Kindness and generosity matter. The question that begs a response is whether or not kindness, for instance, is an inherent trait that some possess and others do not. Or, is it a muscle that needs exercise?
Emily Esfahani Smith covers, or rather uncovers, important research regarding healthy relationships. I just may have to clip this one to Evernote and use it in future pre-marital counseling situations, even follow-up sessions.
Kindness as a trait may be deemed present or absent. That is, if kindness is a human trait that may be passed on genetically, then it seems some could possess it while others do not. Think of it like passing on blond hair and blue eyes. Now, we may assert the trait could be latent and in need of awakening, or to continue with the analogy, show up in a subsequent generation where it shows more affect.
But, I am inclined to think kindness is like a muscle. This is the trajectory reported in the article. Everyone, and now I will make a theological turn, likely turning some off, bearing the image of God possesses kindness, like a muscle. It may not be well defined and little exercised, but it is still there.
From the article,
There are two ways to think about kindness. You can think about it as a fixed trait: either you have it or you don’t. Or you could think of kindness as a muscle. In some people, that muscle is naturally stronger than in others, but it can grow stronger in everyone with exercise. Masters tend to think about kindness as a muscle.
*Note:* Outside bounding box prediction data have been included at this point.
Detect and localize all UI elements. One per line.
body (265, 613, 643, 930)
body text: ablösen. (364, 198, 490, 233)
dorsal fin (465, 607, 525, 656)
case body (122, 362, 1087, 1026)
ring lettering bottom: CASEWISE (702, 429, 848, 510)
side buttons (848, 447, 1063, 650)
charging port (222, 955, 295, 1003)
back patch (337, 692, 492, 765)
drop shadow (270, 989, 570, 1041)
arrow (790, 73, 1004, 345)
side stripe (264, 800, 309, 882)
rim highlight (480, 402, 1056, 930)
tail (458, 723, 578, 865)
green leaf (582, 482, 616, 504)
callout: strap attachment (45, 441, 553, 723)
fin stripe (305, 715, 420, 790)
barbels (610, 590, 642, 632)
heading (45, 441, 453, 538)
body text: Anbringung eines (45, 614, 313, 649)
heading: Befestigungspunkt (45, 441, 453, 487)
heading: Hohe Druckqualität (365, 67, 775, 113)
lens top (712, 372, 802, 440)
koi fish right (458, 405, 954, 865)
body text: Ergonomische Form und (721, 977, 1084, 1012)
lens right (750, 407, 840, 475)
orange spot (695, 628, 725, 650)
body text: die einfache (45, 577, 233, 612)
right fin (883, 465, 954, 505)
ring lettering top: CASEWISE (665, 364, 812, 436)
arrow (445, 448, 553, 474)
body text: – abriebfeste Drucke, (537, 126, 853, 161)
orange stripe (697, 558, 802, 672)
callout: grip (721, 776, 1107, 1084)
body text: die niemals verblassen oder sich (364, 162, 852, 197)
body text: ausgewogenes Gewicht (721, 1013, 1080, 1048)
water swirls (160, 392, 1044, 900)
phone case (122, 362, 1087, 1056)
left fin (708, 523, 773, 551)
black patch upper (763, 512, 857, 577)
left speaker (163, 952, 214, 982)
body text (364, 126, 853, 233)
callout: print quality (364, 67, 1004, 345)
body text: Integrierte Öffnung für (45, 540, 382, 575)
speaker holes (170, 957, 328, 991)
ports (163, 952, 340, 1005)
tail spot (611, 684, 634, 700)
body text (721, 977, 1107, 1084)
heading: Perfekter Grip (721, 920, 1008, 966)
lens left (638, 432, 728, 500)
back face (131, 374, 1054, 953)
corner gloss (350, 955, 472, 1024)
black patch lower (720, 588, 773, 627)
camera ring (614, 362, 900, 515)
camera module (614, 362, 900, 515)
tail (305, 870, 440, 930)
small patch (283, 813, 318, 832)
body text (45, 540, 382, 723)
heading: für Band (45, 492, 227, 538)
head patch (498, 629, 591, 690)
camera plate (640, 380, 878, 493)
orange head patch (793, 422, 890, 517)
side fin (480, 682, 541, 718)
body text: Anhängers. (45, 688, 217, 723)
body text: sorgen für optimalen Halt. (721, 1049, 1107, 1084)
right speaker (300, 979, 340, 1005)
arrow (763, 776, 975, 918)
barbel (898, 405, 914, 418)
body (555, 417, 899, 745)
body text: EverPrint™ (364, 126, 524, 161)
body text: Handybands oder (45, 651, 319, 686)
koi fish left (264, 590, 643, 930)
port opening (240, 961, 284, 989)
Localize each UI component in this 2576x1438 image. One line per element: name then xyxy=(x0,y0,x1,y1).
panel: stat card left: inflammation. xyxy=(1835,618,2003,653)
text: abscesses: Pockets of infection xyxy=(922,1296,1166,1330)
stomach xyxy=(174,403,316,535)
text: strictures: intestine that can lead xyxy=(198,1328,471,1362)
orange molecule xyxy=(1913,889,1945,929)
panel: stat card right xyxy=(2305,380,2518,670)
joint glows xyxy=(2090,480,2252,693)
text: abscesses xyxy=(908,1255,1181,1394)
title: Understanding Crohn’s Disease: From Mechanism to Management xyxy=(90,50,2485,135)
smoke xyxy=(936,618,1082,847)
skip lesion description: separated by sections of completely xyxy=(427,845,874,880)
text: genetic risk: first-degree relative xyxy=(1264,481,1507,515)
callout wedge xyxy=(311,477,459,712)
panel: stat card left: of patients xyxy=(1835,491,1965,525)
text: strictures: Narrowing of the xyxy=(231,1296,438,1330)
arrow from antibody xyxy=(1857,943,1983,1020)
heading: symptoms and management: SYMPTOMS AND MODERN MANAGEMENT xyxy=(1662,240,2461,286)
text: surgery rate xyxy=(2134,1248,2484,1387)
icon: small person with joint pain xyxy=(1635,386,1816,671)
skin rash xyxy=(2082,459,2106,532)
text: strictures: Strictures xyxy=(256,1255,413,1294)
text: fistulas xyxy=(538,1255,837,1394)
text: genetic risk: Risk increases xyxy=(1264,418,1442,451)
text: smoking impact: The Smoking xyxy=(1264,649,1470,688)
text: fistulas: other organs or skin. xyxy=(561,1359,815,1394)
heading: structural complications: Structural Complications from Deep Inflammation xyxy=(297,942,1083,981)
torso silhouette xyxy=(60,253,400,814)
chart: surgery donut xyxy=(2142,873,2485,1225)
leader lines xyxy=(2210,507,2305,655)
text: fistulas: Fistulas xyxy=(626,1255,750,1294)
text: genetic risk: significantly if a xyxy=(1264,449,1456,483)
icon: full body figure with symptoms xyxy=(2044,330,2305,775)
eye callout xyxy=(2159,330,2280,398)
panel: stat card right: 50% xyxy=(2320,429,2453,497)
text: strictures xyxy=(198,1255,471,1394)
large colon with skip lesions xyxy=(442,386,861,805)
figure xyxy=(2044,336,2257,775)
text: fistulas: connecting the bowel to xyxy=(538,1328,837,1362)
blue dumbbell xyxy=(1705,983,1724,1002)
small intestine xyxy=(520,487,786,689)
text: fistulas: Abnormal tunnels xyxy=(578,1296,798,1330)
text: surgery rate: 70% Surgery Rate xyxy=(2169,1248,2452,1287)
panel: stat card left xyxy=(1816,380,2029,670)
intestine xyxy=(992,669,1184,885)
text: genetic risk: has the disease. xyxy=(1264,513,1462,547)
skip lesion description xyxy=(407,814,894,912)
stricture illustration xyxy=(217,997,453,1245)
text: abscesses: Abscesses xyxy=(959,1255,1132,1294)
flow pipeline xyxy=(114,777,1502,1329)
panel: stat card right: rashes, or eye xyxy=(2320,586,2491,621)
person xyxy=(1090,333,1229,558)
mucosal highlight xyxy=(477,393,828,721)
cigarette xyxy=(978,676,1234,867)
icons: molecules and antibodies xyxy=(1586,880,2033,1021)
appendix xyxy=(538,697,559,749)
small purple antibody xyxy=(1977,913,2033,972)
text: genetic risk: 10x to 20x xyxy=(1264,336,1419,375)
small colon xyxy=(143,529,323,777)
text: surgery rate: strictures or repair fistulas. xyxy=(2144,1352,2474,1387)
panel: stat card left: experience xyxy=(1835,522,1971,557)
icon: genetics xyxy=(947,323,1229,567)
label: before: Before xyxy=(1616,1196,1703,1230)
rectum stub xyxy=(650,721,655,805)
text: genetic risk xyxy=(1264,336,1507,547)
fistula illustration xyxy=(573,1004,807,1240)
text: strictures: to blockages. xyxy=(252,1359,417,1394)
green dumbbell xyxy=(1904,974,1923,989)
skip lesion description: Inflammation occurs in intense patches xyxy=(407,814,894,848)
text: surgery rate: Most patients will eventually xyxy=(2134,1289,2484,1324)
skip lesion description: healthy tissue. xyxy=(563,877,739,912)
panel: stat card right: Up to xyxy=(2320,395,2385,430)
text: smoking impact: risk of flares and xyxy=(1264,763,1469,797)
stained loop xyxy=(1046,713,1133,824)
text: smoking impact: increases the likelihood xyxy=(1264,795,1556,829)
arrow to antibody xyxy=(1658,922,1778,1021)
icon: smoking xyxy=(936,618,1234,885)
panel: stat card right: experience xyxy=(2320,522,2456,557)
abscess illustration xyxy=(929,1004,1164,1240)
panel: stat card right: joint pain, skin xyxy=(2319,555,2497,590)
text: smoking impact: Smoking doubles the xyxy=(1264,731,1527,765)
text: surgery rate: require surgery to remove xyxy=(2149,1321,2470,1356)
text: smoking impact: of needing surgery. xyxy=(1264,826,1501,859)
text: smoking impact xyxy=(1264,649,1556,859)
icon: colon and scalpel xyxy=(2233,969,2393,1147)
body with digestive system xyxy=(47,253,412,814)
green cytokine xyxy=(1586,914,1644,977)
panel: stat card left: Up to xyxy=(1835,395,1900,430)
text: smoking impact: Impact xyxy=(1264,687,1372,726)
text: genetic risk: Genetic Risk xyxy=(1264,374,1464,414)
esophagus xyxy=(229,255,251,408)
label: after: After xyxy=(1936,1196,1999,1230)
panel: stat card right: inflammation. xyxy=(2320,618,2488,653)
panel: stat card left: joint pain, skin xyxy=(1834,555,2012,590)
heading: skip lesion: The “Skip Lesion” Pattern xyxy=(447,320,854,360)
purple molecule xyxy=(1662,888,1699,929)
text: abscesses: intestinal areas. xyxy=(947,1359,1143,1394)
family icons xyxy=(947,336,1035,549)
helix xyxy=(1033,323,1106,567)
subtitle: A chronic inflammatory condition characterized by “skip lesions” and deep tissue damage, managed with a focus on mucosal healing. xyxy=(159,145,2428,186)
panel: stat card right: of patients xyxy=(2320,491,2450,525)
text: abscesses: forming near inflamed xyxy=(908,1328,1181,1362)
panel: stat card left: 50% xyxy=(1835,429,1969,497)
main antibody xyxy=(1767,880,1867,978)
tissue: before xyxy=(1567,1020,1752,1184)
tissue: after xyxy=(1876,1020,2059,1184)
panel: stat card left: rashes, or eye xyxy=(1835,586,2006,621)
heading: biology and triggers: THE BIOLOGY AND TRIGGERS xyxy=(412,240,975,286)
They know that they have to exercise it to keep it in shape. They know, in other words, that a good relationship requires sustained hard work.
Hopefully that provoked you to go read the article. After you do, come back and see if there is another application for this research.
The Church – an Incubator for Kindness and Generosity?
The one place kindness and generosity should be taught and fostered is the Church. Jesus followers need to work the better muscles – kindness and generosity – and let other muscles atrophy – contempt, criticism, and hostility. Politically, that is organizationally, the Apostle Paul highlights the value of living at peace with others and that the fruit of Christian experience birthed by what he describes as the fruit of the Spirit, is kindness, among others.
Don’t miss the import of kindness as the word used. In the Hebrew Scriptures the equivalent to sacrificial love is loving-kindness. Too many today think all the talk of love in churches makes us sappy. Notice, the article does not say that kindness means an end to conflict. Instead, researchers describe that kindness changes the complexion and resolution of conflict.
Science or no, Christians will be more effective and offer more affect in their surroundings if we exercise kindness and generosity. We are fairly well known for criticism and hostility. We need more Masters and fewer Disasters.
What say you? How might the church become more an incubator for kindness and generosity?